China sees progress on ‘structural issues’ during trade talks

The U.S. and Beijing made progress on "structural issues" during talks to resolve a trade dispute between the two countries, China’s commerce ministry said on Thursday, according to Reuters.

Ministry spokesman Gao Feng reportedly said during a news conference that the two sides made progress on issues including forced technology transfers, intellectual property, tariff barriers and cyber attacks.

Gao added that the talks between the two countries were “serious” and “honest," the news service reported.

Gao did not say when the two sides would meet again nor was there an indication of what the next concrete step in negotiations would be, according to media reports.

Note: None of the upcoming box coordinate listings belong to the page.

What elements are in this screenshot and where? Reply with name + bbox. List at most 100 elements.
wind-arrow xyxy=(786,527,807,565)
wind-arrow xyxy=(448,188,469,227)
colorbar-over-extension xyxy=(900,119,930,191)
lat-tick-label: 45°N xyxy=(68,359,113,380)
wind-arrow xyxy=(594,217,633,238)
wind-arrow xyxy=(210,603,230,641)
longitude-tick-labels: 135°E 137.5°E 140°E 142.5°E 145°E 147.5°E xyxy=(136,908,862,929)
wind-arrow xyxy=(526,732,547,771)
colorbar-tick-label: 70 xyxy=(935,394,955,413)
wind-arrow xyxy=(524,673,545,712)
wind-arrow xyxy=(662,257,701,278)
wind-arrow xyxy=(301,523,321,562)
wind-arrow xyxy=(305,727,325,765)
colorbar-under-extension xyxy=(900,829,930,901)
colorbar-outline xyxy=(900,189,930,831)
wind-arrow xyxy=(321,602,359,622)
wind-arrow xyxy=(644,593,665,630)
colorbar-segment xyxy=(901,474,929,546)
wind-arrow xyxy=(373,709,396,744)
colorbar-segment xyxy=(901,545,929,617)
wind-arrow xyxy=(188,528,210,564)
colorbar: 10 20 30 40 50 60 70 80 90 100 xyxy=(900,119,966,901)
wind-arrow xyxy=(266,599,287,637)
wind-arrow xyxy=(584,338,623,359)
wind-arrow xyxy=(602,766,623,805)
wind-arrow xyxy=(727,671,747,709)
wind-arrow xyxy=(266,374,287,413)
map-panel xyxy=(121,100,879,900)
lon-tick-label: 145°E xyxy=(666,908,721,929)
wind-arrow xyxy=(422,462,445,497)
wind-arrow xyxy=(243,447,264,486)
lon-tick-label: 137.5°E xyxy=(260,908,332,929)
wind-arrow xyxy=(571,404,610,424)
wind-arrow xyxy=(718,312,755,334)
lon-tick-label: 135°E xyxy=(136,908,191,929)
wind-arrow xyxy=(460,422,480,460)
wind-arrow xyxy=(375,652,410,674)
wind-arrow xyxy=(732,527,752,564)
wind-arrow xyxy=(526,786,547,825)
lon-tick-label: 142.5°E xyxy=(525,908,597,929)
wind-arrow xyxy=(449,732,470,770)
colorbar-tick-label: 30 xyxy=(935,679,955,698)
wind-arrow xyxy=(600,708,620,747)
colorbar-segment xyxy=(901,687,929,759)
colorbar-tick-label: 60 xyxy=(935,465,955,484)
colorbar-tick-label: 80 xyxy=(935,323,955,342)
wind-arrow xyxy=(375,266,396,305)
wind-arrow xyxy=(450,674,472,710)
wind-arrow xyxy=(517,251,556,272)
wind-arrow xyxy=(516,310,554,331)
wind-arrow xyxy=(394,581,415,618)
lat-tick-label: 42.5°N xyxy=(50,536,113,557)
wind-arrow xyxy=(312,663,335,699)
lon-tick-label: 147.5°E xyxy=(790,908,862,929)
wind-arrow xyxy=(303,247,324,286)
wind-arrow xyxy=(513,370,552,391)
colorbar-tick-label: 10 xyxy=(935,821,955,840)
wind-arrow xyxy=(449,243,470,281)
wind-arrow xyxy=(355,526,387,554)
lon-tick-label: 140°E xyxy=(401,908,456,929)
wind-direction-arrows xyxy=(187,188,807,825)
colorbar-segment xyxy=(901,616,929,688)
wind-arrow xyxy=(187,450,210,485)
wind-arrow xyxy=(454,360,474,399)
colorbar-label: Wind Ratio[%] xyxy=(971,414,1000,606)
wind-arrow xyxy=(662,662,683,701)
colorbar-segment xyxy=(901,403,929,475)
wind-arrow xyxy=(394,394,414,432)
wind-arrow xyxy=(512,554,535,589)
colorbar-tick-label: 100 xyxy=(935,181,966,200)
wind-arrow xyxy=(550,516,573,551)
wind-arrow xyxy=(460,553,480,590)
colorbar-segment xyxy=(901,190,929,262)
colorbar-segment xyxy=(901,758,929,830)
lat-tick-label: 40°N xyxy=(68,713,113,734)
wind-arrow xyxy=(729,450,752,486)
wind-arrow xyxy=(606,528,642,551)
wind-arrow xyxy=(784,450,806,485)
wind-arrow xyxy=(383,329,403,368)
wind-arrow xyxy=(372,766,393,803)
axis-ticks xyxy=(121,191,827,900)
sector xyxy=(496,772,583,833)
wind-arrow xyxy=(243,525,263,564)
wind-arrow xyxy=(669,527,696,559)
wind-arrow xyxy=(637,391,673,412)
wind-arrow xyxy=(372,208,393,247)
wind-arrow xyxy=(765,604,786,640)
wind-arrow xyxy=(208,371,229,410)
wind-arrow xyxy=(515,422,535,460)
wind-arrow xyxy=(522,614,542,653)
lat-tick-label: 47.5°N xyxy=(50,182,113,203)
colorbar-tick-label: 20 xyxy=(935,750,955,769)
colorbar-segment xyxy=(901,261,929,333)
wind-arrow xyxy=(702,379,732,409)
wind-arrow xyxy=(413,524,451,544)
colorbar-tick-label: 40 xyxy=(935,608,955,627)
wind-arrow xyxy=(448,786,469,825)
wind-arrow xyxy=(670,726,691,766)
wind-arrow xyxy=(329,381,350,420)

“For the next step, work teams from both sides will continue to work hard and push forward consultations as originally planned,” Gao said.

Trade representatives from China and the U.S. met in Beijing for negotiations from Monday through Wednesday for negotiations to end the trade dispute that has seen the countries exchange tariffs over the last several months.

Deputy U.S. Trade Representative Jeffrey Gerrish led the U.S. delegation in the negotiations.

The meeting was the first between the two sides since President Trump and Chinese President Xi Jinping reached a 90-day trade truce during a Dec. 1 meeting in Argentina.

The U.S. Trade Representative’s (USTR) office said Wednesday that China vowed during the talks to buy a "substantial amount" of American goods and services.

"The talks also focused on China’s pledge to purchase a substantial amount of agricultural, energy, manufactured goods, and other products and services from the United States," the USTR said in a statement. "The United States officials conveyed President Trump’s commitment to addressing our persistent trade deficit and to resolving structural issues in order to improve trade between our countries."

The White House has pledged to increase tariffs on China in March if the countries don't come to an agreement before then.